The company's search marketing division gets ready to display pay-per-click ads in a graphical format, joining its chief competitor Google in expanding the role of search advertising.
Google isn't alone in inching into the banner advertising space. Yahoo also is beginning to test new ad formats as part of its search marketing offerings.
A Yahoo Inc. spokeswoman confirmed this week that the company's search-marketing division, formerly known as Overture Services, plans to start testing graphical banner ads displayed based on their relevancy to a Web page's content in the next few weeks.
"We're always looking at ways of enhancing our services," Yahoo spokeswoman Gaude Paez said. "There are a number of things we're looking at doing [in search advertising], including tests we'll begin for putting sponsored listings in a banner, graphical format."
The test will run on Yahoo's network of sites, rather than on partner sites, she said. The ads will be dynamic, initially appearing as a banner ad and then transforming into a sponsored link.
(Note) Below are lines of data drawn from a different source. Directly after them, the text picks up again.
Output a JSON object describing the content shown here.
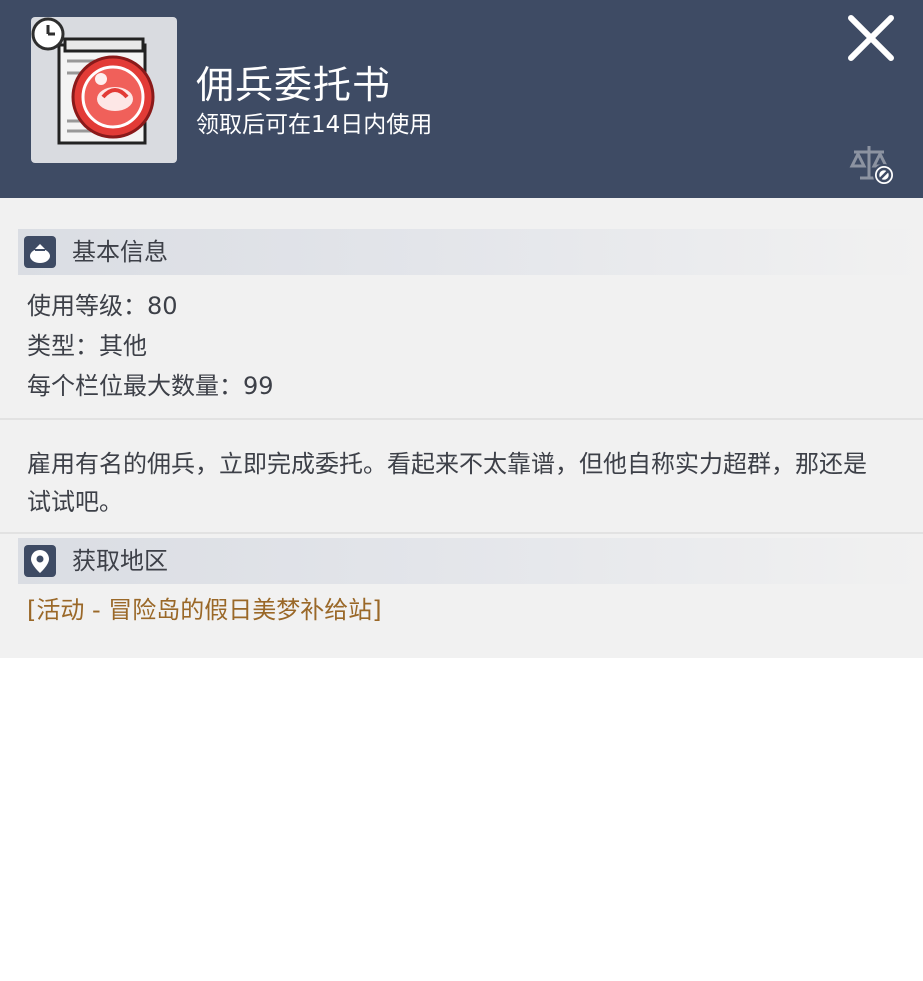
{
  "header": {
    "item_name": "佣兵委托书",
    "item_sub": "领取后可在14日内使用",
    "close_icon": "close-icon",
    "trade_icon": "trade-restricted-icon",
    "item_icon": "mercenary-contract-icon",
    "badge_icon": "clock-icon"
  },
  "basic_info": {
    "title": "基本信息",
    "icon": "money-bag-icon",
    "lines": [
      "使用等级：80",
      "类型：其他",
      "每个栏位最大数量：99"
    ]
  },
  "description": "雇用有名的佣兵，立即完成委托。看起来不太靠谱，但他自称实力超群，那还是试试吧。",
  "acquire": {
    "title": "获取地区",
    "icon": "location-pin-icon",
    "location": "[活动 - 冒险岛的假日美梦补给站]"
  },
  "colors": {
    "header_bg": "#3e4b64",
    "body_bg": "#f1f1f1",
    "location_text": "#9a6828"
  }
}
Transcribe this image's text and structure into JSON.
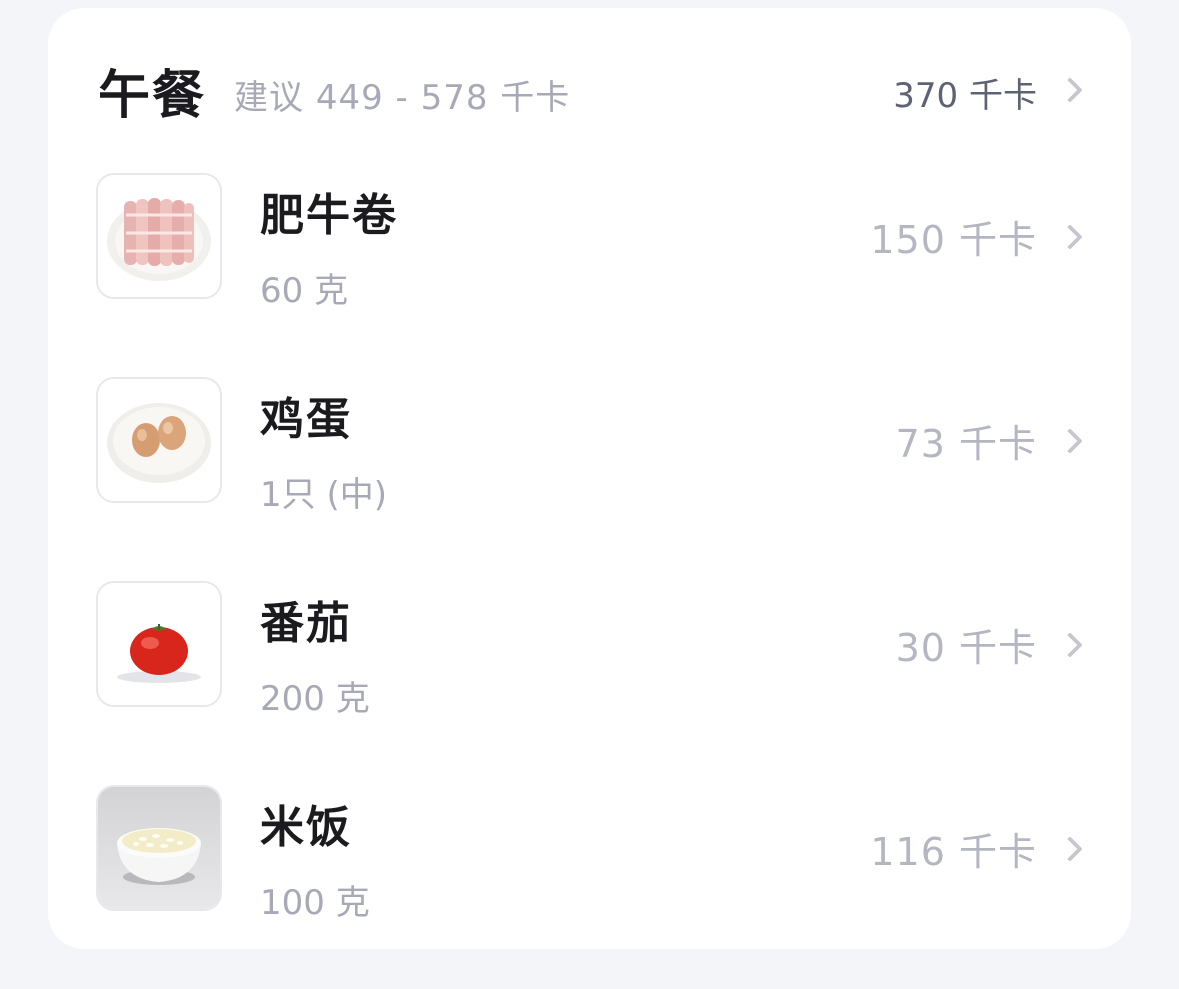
{
  "meal": {
    "title": "午餐",
    "suggestion": "建议 449 - 578 千卡",
    "total": "370 千卡"
  },
  "foods": [
    {
      "name": "肥牛卷",
      "amount": "60 克",
      "calories": "150 千卡",
      "image": "beef-rolls"
    },
    {
      "name": "鸡蛋",
      "amount": "1只 (中)",
      "calories": "73 千卡",
      "image": "eggs"
    },
    {
      "name": "番茄",
      "amount": "200 克",
      "calories": "30 千卡",
      "image": "tomato"
    },
    {
      "name": "米饭",
      "amount": "100 克",
      "calories": "116 千卡",
      "image": "rice-bowl"
    }
  ],
  "colors": {
    "background": "#f4f5f9",
    "card": "#ffffff",
    "primary_text": "#1b1b1f",
    "secondary_text": "#a8a9b6",
    "total_text": "#5d6274"
  }
}
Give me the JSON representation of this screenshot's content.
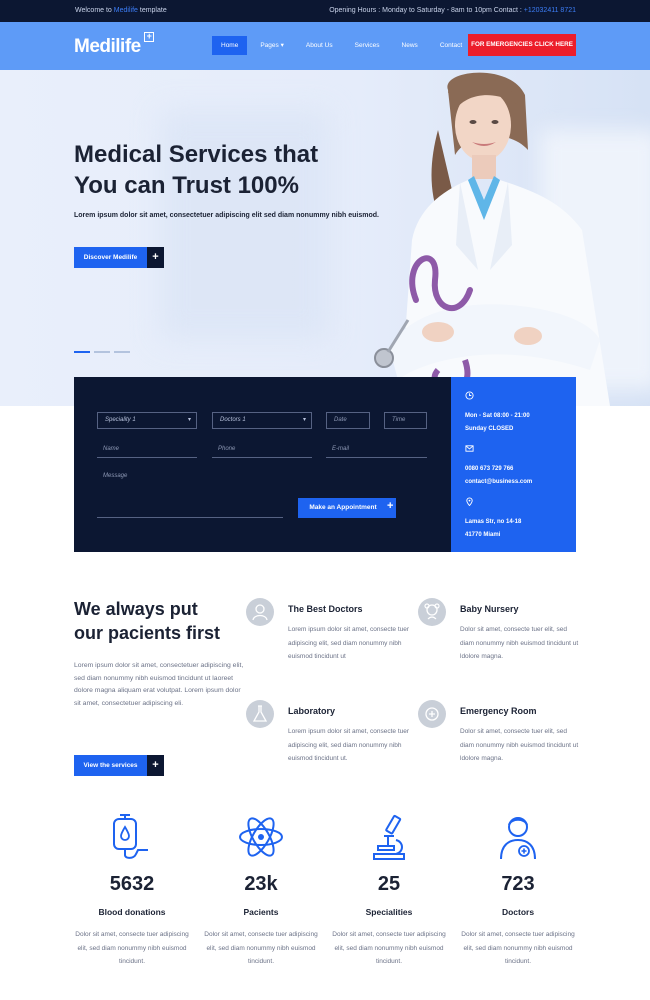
{
  "topbar": {
    "welcome_prefix": "Welcome to",
    "welcome_brand": "Medilife",
    "welcome_suffix": "template",
    "hours": "Opening Hours : Monday to Saturday - 8am to 10pm Contact :",
    "phone": "+12032411 8721"
  },
  "header": {
    "logo": "Medilife",
    "nav": [
      "Home",
      "Pages",
      "About Us",
      "Services",
      "News",
      "Contact"
    ],
    "emergency_label": "FOR EMERGENCIES CLICK HERE"
  },
  "hero": {
    "title": "Medical Services that\nYou can Trust 100%",
    "subtitle": "Lorem ipsum dolor sit amet, consectetuer adipiscing elit sed diam nonummy nibh euismod.",
    "button_label": "Discover Medilife",
    "plus": "+"
  },
  "appointment": {
    "speciality_value": "Speciality 1",
    "doctors_value": "Doctors 1",
    "date_placeholder": "Date",
    "time_placeholder": "Time",
    "name_placeholder": "Name",
    "phone_placeholder": "Phone",
    "email_placeholder": "E-mail",
    "message_placeholder": "Message",
    "submit_label": "Make an Appointment",
    "plus": "+"
  },
  "info": {
    "hours": "Mon - Sat 08:00 - 21:00\nSunday CLOSED",
    "contact": "0080 673 729 766\ncontact@business.com",
    "address": "Lamas Str, no 14-18\n41770 Miami"
  },
  "welcome": {
    "title": "We always put\nour pacients first",
    "text": "Lorem ipsum dolor sit amet, consectetuer adipiscing elit, sed diam nonummy nibh euismod tincidunt ut laoreet dolore magna aliquam erat volutpat. Lorem ipsum dolor sit amet, consectetuer adipiscing eli.",
    "button_label": "View the services",
    "plus": "+"
  },
  "features": [
    {
      "title": "The Best Doctors",
      "text": "Lorem ipsum dolor sit amet, consecte tuer adipiscing elit, sed diam nonummy nibh euismod tincidunt ut",
      "icon": "doctor-icon"
    },
    {
      "title": "Baby Nursery",
      "text": "Dolor sit amet, consecte tuer elit, sed diam nonummy nibh euismod tincidunt ut ldolore magna.",
      "icon": "baby-icon"
    },
    {
      "title": "Laboratory",
      "text": "Lorem ipsum dolor sit amet, consecte tuer adipiscing elit, sed diam nonummy nibh euismod tincidunt ut.",
      "icon": "flask-icon"
    },
    {
      "title": "Emergency Room",
      "text": "Dolor sit amet, consecte tuer elit, sed diam nonummy nibh euismod tincidunt ut ldolore magna.",
      "icon": "emergency-icon"
    }
  ],
  "stats": [
    {
      "number": "5632",
      "label": "Blood donations",
      "text": "Dolor sit amet, consecte tuer adipiscing elit, sed diam nonummy nibh euismod tincidunt.",
      "icon": "blood-bag-icon"
    },
    {
      "number": "23k",
      "label": "Pacients",
      "text": "Dolor sit amet, consecte tuer adipiscing elit, sed diam nonummy nibh euismod tincidunt.",
      "icon": "atom-icon"
    },
    {
      "number": "25",
      "label": "Specialities",
      "text": "Dolor sit amet, consecte tuer adipiscing elit, sed diam nonummy nibh euismod tincidunt.",
      "icon": "microscope-icon"
    },
    {
      "number": "723",
      "label": "Doctors",
      "text": "Dolor sit amet, consecte tuer adipiscing elit, sed diam nonummy nibh euismod tincidunt.",
      "icon": "doctor-avatar-icon"
    }
  ],
  "colors": {
    "primary": "#1e63f0",
    "dark": "#0c1732",
    "emergency": "#ec1d2a",
    "header": "#5e9bf7"
  }
}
She declined to provide further details about Yahoo's plans for the graphical, pay-per-click ads.
For its broad network of sites and services, Yahoo already sold banner ads and other formats to advertisers. But selling contextual banner ads would be a departure for its search marketing division. So far, that division has focused on selling text-based sponsored listings, which appear alongside search results or as contextual ads on content pages.
Last year, Google began selling banner-type ads when it launched its image ad program. This week, Google also made headlines when it added an animated graphical ad format and moved into offering site-targeted ads sold based on impressions rather than on clicks.
Speculation also has grown in recent months that Yahoo will be expanding its search-advertising program for publishers. Yahoo's sponsored listings currently appear on a limited number of other sites, but analysts expect the company to offer a broader program, similar to Google's self-service AdSense program, in which a wider variety of publishers can run Yahoo's ads.